Avez-vous commencé à réfléchir sur la question des alliances ? Vous aviez dit que « personne ne pourrait gagner seul ».

Tout le monde est tourné vers le premier tour. Je pense qu’il y a des gens qui ne pourront pas gagner. Je pense que c’est le cas pour Gérard Collomb, car il n’a pas la capacité de rassembler au-delà de son propre score. Je pense avoir un projet équilibré, qui prend en compte le volet social et le volet économique. C’est le projet du rassemblement. C’est le projet de l’expérience et de l’efficacité parce qu’il va falloir la remettre en route tout de suite la Métropole. Bruno Bernard explique que nous avons à faire « des états généraux ». On ne va pas passer toute notre vie à faire des « états généraux”. Il va falloir la remettre en route rapidement. C’est le fruit de l’expérience et de l’efficacité avec gens autour de moi en matière d’équipe qui sont des gens d’expériences et qui arrivent aussi. Il y a un alliage entre les deux qui va nous permettre d’avancer d’une manière forte. Je pense être celui qui peut rassembler, mais on est d’abord concentré sur le premier tour évidemment. 
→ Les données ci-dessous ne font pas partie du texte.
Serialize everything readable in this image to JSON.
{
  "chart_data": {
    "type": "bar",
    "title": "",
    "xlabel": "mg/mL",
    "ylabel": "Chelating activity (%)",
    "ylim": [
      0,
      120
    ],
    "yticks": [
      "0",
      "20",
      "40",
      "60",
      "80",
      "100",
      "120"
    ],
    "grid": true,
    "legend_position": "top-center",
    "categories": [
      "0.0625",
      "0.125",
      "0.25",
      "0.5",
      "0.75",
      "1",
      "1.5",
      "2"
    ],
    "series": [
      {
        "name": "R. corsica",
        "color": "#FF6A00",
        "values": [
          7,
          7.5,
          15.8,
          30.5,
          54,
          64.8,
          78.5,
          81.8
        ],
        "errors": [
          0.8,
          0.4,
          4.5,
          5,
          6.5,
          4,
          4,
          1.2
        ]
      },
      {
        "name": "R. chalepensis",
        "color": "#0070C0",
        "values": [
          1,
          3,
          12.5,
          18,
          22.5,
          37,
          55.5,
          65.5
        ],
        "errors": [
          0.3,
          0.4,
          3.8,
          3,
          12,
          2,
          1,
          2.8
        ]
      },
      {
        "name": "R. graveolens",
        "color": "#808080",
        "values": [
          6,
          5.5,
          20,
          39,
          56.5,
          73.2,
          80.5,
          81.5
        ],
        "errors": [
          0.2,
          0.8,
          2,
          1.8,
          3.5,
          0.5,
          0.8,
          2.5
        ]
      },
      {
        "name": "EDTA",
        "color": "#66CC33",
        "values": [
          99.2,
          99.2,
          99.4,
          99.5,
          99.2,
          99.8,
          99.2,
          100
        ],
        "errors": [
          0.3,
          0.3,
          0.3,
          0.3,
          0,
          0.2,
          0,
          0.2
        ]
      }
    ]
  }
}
Je rappelle juste des chiffres assez marquants, le 16 février 2014, il y a un sondage qui sort : Gérard Collomb fait 37% dans un sondage. Il était en octobre à 42%. Aujourd’hui, il est à 23-24%. À l’époque, il y avait l’alliance avec EELV. Par rapport à d’autres maires sortants comme Estrosi qui est 51%, ou Johanna Roland à Nantes qui est à 37 ou 35%, on ne peut pas dire qu’il soit dans la forme olympique décrit depuis des semaines ! 

L’alternative à cela, c’est soit je suis en tête, soit EELV est en tête, pour le premier tour. Puis on verra.